La denuncia dei consiglieri comunali di minoranza Giuseppina Polichetti, Luisa Trezza, Giovanni Adinolfi, Daniemma Terrone e Giuseppe Ciancio

scuola palumbo roccapiemonte, le rassicurazioni del sindaco
Scuola Alfonso Palumbo Roccapiemonte, Foto OttoPagine

 

I consiglieri comunali di minoranza esprimono il loro sdegno e preoccupazione riguardo alla situazione della sicurezza scolastica nel comune di Roccapiemonte. «Ieri, con sgomento, abbiamo appreso dagli organi di stampa del controllo effettuato dai carabinieri dell’Aliquota Radiomobile del N. O. R. M. della Compagnia di Mercato San Severino su di uno scuolabus adibito al servizio di trasporto scolastico, servizio gestito dal Comune di Roccapiemonte ed affidato ad una ditta esterna. Innanzitutto siamo grati ai carabinieri per il controllo effettuato ma nel contempo esprimiamo una ferma condanna nei riguardi di chi aveva il dovere di vigilare sul servizio destinato ai più piccoli e non lo ha fatto.»

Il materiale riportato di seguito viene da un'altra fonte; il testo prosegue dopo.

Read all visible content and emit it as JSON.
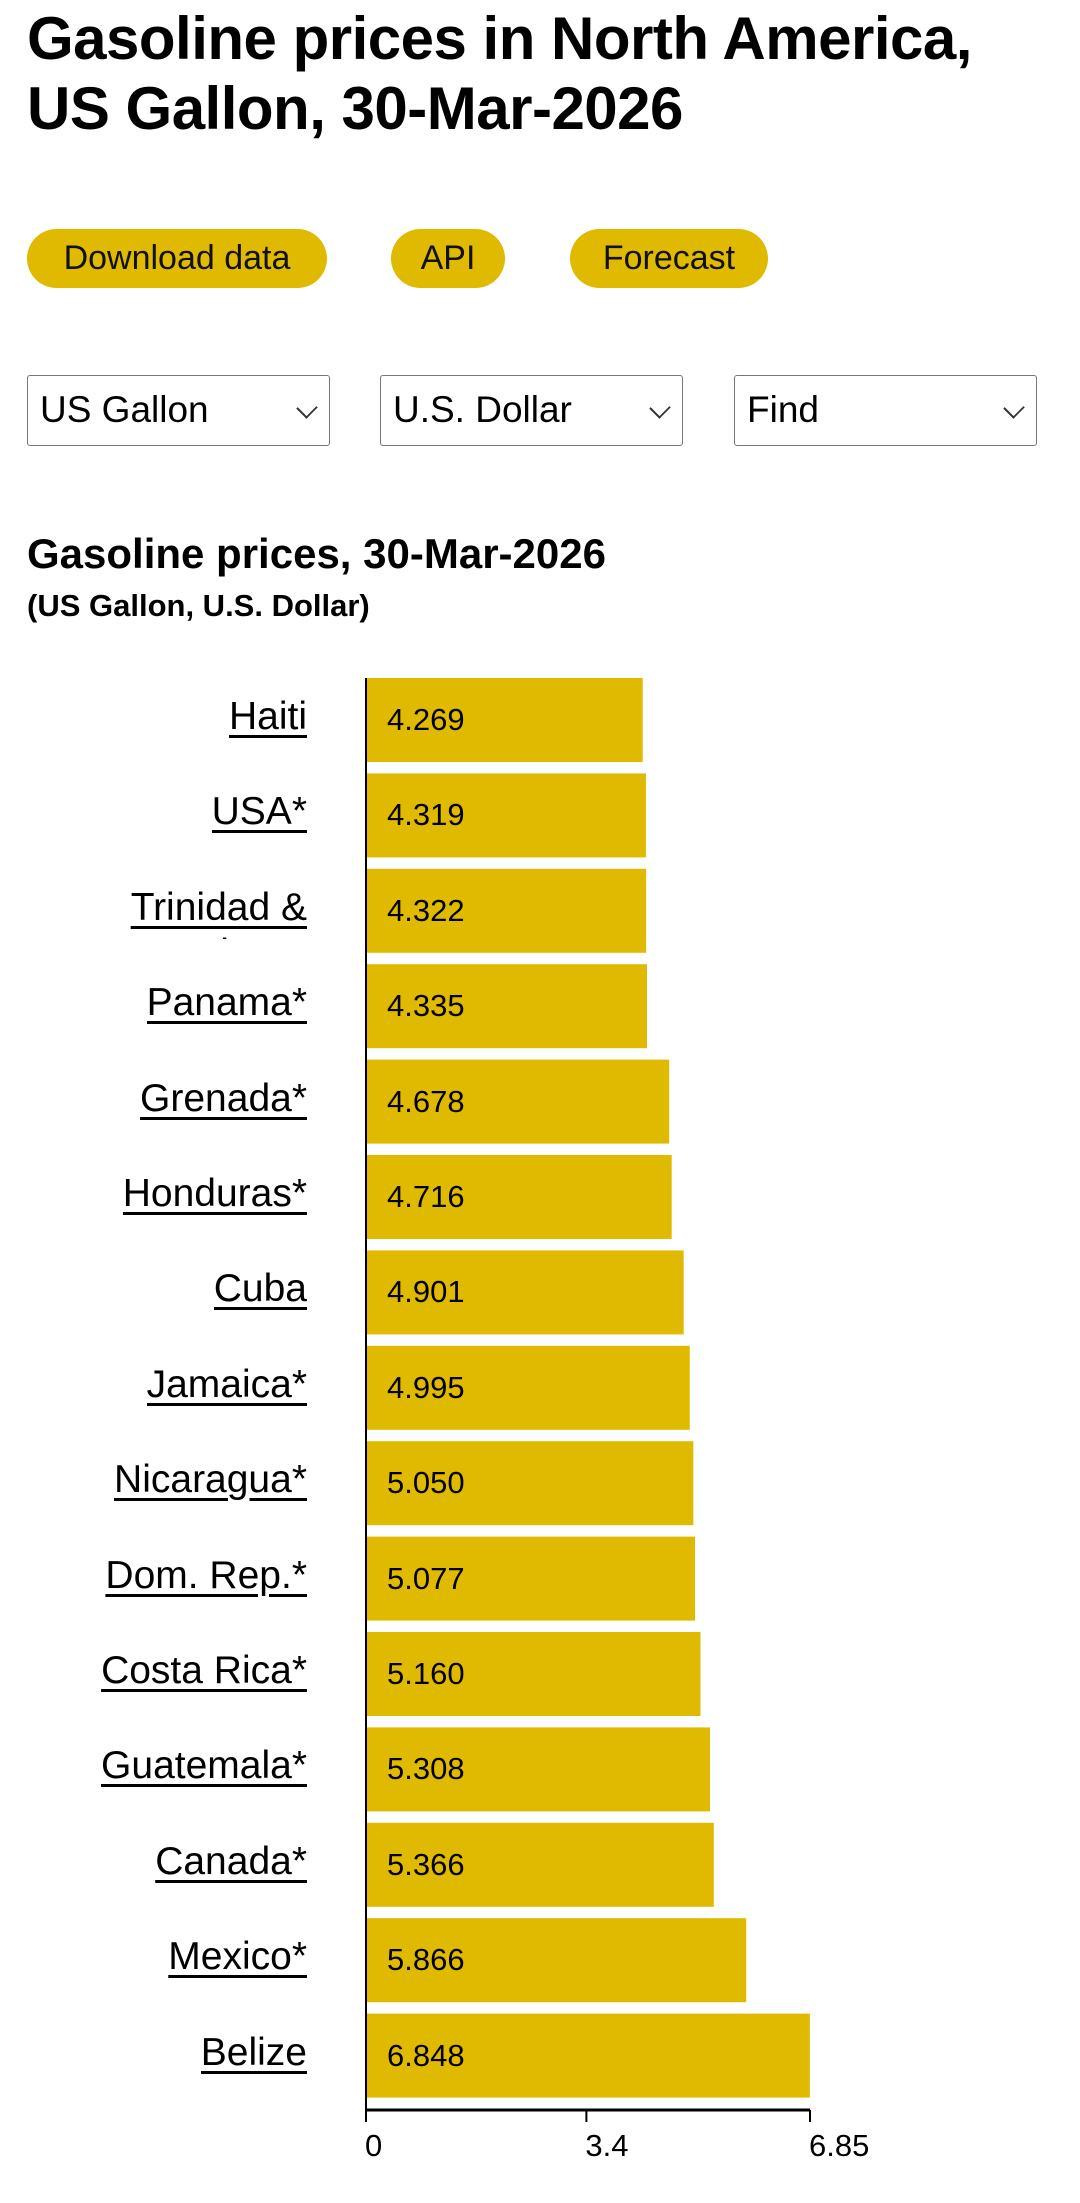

Il controllo ha rivelato che il mezzo non era in regola con la revisione annuale e che il conducente era sprovvisto della patente di guida. «Siamo esterrefatti e senza parole, perché sulla pelle dei bambini non si può essere così irresponsabili», continuano i consiglieri, denunciando una gestione comunale definita “sciatta ed inconsistente”.

Le critiche si estendono oltre lo scuolabus, includendo episodi precedenti come problemi con la mensa scolastica, estintori nelle scuole privi di manutenzione dal 2019, e la chiusura del plesso scolastico di Casali per seri problemi di sicurezza. I consiglieri accusano l’amministrazione di aver ignorato i pericoli noti sin dal 2017 e di aver messo a rischio la sicurezza degli studenti.

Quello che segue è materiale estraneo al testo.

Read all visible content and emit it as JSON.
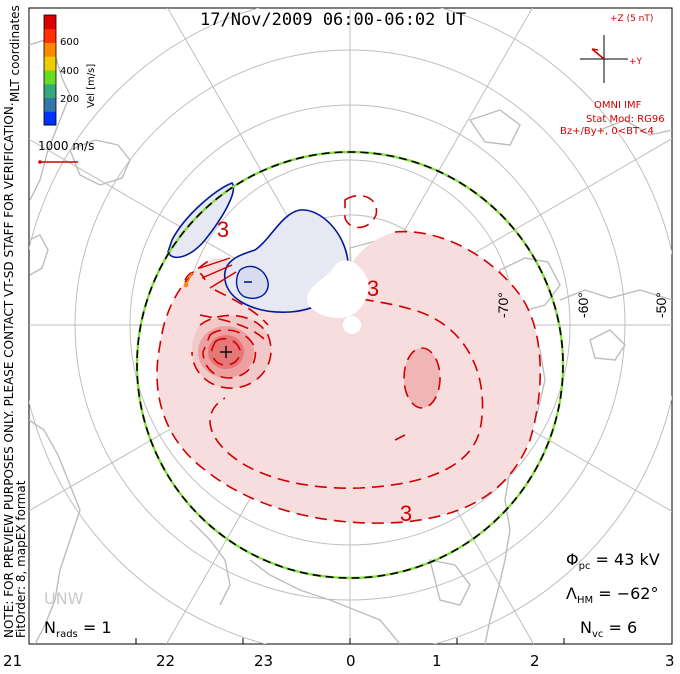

Inoltre, sottolineano i disagi che gli alunni del plesso di Casali e le loro famiglie dovranno affrontare a partire da settembre, quando saranno costretti a recarsi all’oratorio parrocchiale di Roccapiemonte, distante circa 2 km. La situazione è ulteriormente aggravata dalla chiusura, da oltre un anno e mezzo, di via Caracciolo, l’unica via di collegamento tra le frazioni ed il capoluogo, nonostante la disponibilità di altre due strutture pubbliche vicine.

«Ieri, è arrivata, a conclusione di un anno scolastico difficile, la cosiddetta ciliegina sulla torta. Chiediamo al sindaco di fare piena luce sulla vicenda e di accertare eventuali responsabili. La politica non può sempre lavarsene le mani. I cittadini di Roccapiemonte non meritano questo trattamento.»

I consiglieri concludono chiedendo trasparenza e azioni concrete da parte dell’amministrazione comunale per affrontare i problemi e ripristinare la sicurezza e la dignità della comunità locale. «Un grazie va senza dubbio alle forze dell’ordine ed ai carabinieri, senza il loro intervento chissà cosa sarebbe potuto accadere nel refettorio di Casali ed ai piccoli nello scuolabus. I bambini dovrebbero avere la priorità ma questa amministrazione è preoccupata a fare disastri su disastri, passerelle, processioni e fotografie».